November is National Novel Writing Month (NaNoWriMo for short) and it’s not an easy thing to do. Fifty thousand words in thirty days is quite a lot, and unless you prepare by clearing your social calendar and locking yourself away, it’s a difficult target to meet. Even with preparation it’s not easy.
But I’m starting to think that agreeing to do thirty short stories in thirty days is going to be harder. Restricting the size of the story means you’re also restricting what can actually happen. There’s no chance for wild flights of fancy, you can’t go off on tangents and work your way back to try and explain a situation you’ve put your characters into. You have to be far more concise. You have to watch not just the word count, but the action count. You can have too much going on at once. And that’s quite difficult when you’ve got used to rambling on and expanding side remarks into their own chapters and threads.
It’s often said that a story consists of a start, a middle and an end.
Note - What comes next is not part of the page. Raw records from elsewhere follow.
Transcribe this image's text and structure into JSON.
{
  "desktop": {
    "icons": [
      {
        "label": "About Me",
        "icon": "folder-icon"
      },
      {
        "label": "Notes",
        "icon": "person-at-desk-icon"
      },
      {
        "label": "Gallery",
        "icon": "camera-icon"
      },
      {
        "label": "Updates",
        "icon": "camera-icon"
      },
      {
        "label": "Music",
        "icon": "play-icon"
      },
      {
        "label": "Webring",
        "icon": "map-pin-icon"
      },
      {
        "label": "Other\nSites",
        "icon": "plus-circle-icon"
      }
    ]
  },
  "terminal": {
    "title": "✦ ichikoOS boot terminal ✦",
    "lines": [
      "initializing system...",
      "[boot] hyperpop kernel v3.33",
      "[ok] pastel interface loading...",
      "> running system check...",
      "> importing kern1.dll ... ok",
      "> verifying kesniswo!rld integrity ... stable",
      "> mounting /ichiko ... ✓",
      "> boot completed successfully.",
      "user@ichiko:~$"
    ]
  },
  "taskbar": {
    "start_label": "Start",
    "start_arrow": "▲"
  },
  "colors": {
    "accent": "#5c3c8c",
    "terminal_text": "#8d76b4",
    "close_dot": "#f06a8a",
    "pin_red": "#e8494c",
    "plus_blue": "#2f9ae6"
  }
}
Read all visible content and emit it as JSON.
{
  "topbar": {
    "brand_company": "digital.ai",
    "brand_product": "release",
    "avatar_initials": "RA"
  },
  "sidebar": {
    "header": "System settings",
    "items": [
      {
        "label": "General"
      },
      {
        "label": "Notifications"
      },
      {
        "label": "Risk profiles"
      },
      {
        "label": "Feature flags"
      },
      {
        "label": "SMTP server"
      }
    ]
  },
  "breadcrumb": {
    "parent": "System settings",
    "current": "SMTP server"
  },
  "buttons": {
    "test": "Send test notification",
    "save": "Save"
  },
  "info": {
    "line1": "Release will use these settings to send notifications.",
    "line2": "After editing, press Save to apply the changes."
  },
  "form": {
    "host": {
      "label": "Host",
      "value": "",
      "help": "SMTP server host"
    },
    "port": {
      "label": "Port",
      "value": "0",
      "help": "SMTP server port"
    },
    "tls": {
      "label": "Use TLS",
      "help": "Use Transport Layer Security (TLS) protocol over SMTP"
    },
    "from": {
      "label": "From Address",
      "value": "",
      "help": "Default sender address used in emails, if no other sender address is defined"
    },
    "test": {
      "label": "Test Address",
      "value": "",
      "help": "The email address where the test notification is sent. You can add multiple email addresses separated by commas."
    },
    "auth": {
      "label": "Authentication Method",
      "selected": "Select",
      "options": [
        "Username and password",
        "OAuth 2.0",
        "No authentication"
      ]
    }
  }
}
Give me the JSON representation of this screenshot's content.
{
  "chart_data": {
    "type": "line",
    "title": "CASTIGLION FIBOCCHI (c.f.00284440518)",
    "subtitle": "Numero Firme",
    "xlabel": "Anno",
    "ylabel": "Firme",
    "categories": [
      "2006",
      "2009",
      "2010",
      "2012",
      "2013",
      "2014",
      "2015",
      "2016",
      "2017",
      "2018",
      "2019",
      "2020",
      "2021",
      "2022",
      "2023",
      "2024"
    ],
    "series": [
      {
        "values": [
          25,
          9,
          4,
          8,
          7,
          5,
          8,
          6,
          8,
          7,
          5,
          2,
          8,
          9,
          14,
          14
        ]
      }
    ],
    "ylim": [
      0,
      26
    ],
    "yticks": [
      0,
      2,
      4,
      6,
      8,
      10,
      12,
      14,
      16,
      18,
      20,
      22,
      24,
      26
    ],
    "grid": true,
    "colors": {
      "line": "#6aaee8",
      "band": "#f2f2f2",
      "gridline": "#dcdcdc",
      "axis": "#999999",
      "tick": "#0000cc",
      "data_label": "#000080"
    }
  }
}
Thing is though, a book will usually have several stories within it, and each of those threads have starts, middles and end, and often they overlap or share. If the tale you’re currently writing doesn’t seem to want to finish yet, don’t panic, just push on with another thread and they might end up together. But with a short story, you don’t usually have separate threads. You have the one start, the one middle, and the one end. Expand out from that and you run the risk of turning your short story into a novella or even a novel.
So writing short stories is an exercise in control. Writing a book is like wielding a sabre to a short story’s scalpel. You need to rein in the winged horse of your imagination, and stop it flying too far.